At 04:42 PM 7/9/2012, mix...@bigpond.com wrote:
In reply to Abd ul-Rahman Lomax's message of Mon, 09 Jul 2012 13:28:02 -0500:
Hi,
[snip]
>Storms is predicting that the ash with NiH is deuterium.
In order to produce D you need an either n+p or p+p. The former implies a WL
reaction. The latter an f/H reaction. If f/H is involved then is
unlikely to be
much D remaining because the reactions consuming D (such as p+D => He3) are
faster than the p+p reaction by many orders of magnitude.
Regards,
Storms is proposing H + H + e -> D. His general mechanism is a line
of nuclei with electrons in between, confined in a resonant crack. he
writes the reaction that way to emphasized that the electron is
actually incorporated in the fusion, with protons as fuel. With
deuterons, it is not sucked in. D + e + D -> He-4. With a mixture of
D and H, he predicts tritium. D + e + H -> T. Looks like the electron
is incorporated.
I have some serious problems with his mechanism. Just noting that he
does predict deuterium, and it's not impossible, and would be
difficult to detect until there was substantial build-up.

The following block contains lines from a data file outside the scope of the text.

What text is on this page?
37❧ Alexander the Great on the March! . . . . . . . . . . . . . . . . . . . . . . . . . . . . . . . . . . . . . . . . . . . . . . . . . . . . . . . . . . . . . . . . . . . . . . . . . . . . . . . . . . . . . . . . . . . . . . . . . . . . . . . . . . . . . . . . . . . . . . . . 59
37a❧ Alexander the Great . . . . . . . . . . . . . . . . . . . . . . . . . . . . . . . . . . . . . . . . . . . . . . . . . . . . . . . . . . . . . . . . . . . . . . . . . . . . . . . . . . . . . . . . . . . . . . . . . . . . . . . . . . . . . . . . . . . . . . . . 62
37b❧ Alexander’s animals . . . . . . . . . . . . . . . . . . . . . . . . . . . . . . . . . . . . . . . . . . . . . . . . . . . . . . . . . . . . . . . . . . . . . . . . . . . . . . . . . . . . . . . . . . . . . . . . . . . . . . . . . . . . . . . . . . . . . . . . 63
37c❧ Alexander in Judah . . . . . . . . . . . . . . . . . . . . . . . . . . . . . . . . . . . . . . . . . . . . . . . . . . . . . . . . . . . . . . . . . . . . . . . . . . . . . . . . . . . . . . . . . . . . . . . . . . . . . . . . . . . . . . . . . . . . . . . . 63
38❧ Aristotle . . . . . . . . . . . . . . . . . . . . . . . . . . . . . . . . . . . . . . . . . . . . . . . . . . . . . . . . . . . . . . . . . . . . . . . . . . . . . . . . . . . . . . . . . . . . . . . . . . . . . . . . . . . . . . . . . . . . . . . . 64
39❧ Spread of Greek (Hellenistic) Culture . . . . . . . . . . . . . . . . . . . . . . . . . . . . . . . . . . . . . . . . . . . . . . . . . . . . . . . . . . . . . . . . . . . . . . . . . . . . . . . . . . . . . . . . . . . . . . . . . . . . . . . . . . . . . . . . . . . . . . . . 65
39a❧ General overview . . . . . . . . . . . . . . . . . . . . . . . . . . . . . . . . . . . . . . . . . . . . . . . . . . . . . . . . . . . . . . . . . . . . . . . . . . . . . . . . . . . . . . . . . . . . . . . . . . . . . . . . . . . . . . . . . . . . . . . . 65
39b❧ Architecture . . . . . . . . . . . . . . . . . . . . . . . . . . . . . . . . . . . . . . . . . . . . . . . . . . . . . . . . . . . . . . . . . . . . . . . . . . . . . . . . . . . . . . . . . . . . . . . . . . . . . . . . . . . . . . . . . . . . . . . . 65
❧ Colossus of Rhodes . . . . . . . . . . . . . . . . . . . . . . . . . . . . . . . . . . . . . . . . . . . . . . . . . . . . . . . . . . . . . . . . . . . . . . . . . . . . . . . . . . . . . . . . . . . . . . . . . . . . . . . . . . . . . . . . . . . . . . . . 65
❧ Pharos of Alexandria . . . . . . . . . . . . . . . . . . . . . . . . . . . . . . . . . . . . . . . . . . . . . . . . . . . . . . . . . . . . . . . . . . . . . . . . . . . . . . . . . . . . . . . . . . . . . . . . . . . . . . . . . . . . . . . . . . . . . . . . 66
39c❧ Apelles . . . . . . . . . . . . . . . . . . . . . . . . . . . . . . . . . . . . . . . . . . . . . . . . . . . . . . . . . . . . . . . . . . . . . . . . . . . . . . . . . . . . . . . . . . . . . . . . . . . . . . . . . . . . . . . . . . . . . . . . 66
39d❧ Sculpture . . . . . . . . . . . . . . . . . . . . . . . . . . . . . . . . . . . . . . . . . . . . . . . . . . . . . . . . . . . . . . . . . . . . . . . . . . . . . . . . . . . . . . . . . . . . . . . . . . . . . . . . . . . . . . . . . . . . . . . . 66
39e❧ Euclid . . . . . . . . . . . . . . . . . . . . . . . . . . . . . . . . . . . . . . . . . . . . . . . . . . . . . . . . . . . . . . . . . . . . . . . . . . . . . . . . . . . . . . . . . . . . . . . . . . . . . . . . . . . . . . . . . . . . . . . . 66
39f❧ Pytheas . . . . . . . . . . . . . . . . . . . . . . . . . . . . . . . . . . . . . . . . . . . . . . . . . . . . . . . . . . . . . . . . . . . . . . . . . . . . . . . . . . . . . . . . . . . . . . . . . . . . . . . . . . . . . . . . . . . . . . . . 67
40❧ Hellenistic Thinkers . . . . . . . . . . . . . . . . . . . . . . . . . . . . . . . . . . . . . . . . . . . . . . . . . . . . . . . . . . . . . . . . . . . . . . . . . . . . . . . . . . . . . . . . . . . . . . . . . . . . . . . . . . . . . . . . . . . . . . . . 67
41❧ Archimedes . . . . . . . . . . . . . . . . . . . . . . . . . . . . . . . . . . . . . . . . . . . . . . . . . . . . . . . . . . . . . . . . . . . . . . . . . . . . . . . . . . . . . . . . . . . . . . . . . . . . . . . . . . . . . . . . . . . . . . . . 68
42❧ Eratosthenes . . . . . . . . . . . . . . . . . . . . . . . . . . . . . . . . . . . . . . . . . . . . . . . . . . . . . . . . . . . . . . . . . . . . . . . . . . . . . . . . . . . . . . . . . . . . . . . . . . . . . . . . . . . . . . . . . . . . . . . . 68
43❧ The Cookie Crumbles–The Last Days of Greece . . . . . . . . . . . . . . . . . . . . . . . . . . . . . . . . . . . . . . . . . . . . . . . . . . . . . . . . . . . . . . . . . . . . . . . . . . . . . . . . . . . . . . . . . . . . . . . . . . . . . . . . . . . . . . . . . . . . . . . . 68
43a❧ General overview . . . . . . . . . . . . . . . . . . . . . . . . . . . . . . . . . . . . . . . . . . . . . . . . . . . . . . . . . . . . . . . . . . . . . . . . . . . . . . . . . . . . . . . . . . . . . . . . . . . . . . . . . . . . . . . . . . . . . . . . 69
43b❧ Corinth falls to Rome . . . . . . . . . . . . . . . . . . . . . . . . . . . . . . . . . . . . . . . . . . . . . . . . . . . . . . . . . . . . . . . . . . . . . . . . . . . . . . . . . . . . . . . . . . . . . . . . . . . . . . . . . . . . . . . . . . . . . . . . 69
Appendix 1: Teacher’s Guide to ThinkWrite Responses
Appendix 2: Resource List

He-3 isn't observed. Tritium is.
Predictions of reaction cross-section based on standard fusion
reactions could be wildly off. The concentration of D in the hydrogen
would be very small at first. I.e., natural incidence.
Frankly, though, I have trouble remembering stuff I don't understand.
Maybe I remember it wrong. This is Storms new paper, it's up on the web.